# Fisher Iris
Data Analysis - ISAE 2025/2026

In [None]:
import os  # path handling
import pandas as pd  # dataframe handling
import matplotlib.pyplot as plt
from sklearn.model_selection import train_test_split
from sklearn.neighbors import KNeighborsClassifier
from sklearn.metrics import confusion_matrix

In [None]:
dataPath = "./"  # path to folder containing the Iris data
dataFile = os.path.join(dataPath, "iris.data")  # data file to use

## 1 - Data import and formatting



In [None]:
# Let's assign column names ()'FType' stands for 'Flower Type')
fullDF = pd.read_csv(
    dataFile, header=None, names=["sepalL", "sepalW", "petalL", "petalW", "FType"]
)
fullDF.sample(10)  # Let's take a random sample from the full data frame

In [None]:
fullDF.describe()  # quick statistical description of the dataframe

In [None]:
# Let's define a mapping function from 'Flower type' to a class number
def dataMap(FType):
    """
    Data mapping function. Assigns a class number, given a class name
    Args:
      FType: (str) Flower type
    Returns: (int) Flower class
    """
    if FType == "Iris-versicolor":
        label = 0
    elif FType == "Iris-setosa":
        label = 1
    elif FType == "Iris-virginica":
        label = 2
    else:
        raise (RuntimeWarning(f"Unknown flower type: {FType}, using default label 0"))

    return label

In [None]:
# Let's apply the mapping function to the input data and create a new column called 'Y'
fullDF["Y"] = [dataMap(item) for item in fullDF["FType"]]

In [None]:
# Let's check that mapping works on a few random samples
fullDF.sample(10)

In [None]:
# Separate data from classes
dataDF = fullDF[["sepalL", "sepalW", "petalL", "petalW"]]
classDF = fullDF["Y"]

## 2 - Data splitting

In [None]:
# Let's split the data into training data, and test data (10% of the full dataset).

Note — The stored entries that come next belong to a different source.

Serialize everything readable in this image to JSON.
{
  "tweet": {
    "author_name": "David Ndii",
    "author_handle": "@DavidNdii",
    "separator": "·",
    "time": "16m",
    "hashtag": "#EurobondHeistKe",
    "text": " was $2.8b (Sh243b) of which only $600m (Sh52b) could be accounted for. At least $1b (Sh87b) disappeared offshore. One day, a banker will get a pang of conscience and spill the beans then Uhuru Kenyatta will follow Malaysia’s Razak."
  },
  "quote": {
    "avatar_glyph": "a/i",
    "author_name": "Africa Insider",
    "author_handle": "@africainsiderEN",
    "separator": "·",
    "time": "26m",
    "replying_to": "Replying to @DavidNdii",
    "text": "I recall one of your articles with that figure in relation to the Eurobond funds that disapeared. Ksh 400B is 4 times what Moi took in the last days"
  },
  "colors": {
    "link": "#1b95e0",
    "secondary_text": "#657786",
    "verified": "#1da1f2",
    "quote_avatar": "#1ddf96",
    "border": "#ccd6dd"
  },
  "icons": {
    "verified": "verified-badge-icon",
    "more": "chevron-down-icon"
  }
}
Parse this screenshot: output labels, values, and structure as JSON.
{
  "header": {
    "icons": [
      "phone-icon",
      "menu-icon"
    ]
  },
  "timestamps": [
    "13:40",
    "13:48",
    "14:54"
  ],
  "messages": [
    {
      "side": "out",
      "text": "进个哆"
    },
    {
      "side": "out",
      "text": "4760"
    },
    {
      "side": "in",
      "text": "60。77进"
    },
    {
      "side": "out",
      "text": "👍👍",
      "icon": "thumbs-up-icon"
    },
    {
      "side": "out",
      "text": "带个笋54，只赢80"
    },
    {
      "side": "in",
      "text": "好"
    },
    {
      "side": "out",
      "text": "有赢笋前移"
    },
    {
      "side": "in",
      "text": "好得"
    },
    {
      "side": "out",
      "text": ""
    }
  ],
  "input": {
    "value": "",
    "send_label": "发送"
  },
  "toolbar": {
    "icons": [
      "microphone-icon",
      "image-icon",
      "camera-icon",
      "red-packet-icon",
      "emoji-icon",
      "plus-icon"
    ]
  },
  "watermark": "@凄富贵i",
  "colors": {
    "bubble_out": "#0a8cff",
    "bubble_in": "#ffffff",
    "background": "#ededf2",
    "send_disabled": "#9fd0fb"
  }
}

Same splitting should be applied to classes.
trainData, testData, trainY, testY = train_test_split(dataDF, classDF, test_size=0.1)

## 3 - kNN

In [None]:
# Let's build a kd Tree out of our training data and use euclidian distance as a metric (or another custon metric).
kNN = KNeighborsClassifier(
    n_neighbors=3, algorithm="kd_tree", metric="minkowski", p=2, n_jobs=-1
)
kNN.fit(trainData, trainY)

In [None]:
# Check the classifier's performance on the training data
trainPredictions = kNN.predict(trainData)
trainCM = confusion_matrix(y_pred=trainPredictions, y_true=trainY)
print(trainCM)

## 4 - Classifier performance

In [None]:
# Check the classifier's performance on the test data
predictions = kNN.predict(testData)
testCM = confusion_matrix(y_pred=predictions, y_true=testY)
print(testCM)

In [None]:
# You can also plot the confusion matrix
plt.matshow(testCM)